À l’Assemblée nationale, hier, Marie Bouillé a sensibilisé le gouvernement à la situation des régions rurales, en prenant l’exemple de la municipalité de Saint-Alexandre. « Les CPE sont particulièrement importants, en région rurale, pour éviter que les parents parcourent plusieurs kilomètres pour y porter leurs enfants. C'est pourquoi Saint-Alexandre avait déposé un projet de développement d'une nouvelle installation. Ce projet était vivement souhaité par la population et avait reçu l'appui du CLD du Haut-Richelieu. La CRE Montérégie-Est avait également ciblé cette municipalité pour l'établissement d'un CPE. Malheureusement, le projet a été refusé par le ministère de la Famille, et aucune nouvelle place n'a été octroyée », a déclaré la députée d’Iberville.
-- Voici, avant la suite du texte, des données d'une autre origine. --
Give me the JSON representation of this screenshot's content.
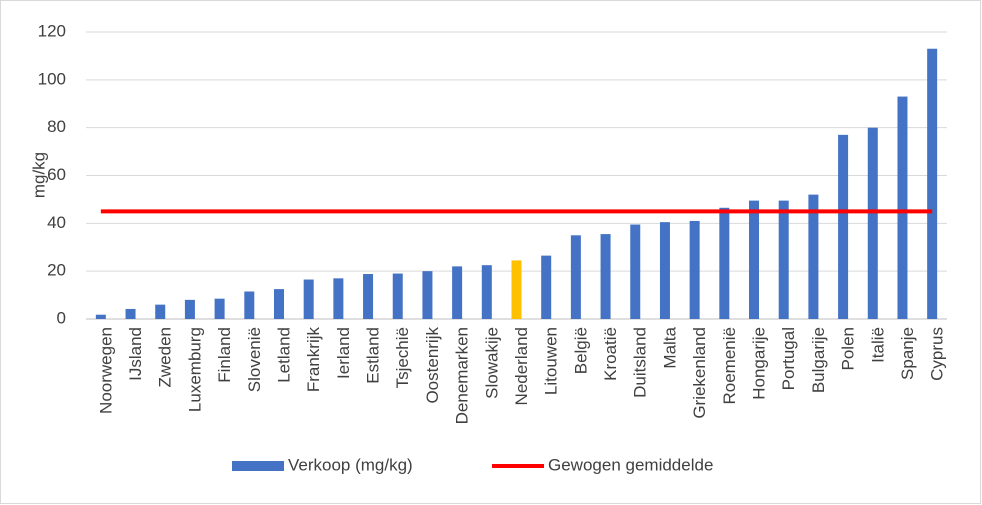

En rencontre au mois de septembre dernier avec la directrice générale du Cégep Saint-Jean-sur-Richelieu, Chantal Denis, Dave Turcotte a réaffirmé son appui au projet de création d'un CPE pour le Cégep, créant ainsi 80 places supplémentaires et s'inscrivant directement dans les mesures approchées pour contrer le décrochage scolaire.
Le ministre de la Famille a déjà déclaré deux fois plutôt qu’une que les parents devraient faire garder leur enfant par la voisine! « C’est inacceptable. La solution du Parti libéral c’est : « un enfant, une voisine ». Ce que nous réclamons aujourd’hui c’est que chaque parent puisse avoir accès à une place à 7 $ pour son enfant. Pour ce faire, le gouvernement doit accélérer maintenant le développement des nouvelles places et annoncer dès le prochain budget le développement des 15 000 places additionnelles», ont conclu les députés Marie Bouillé et Dave Turcotte.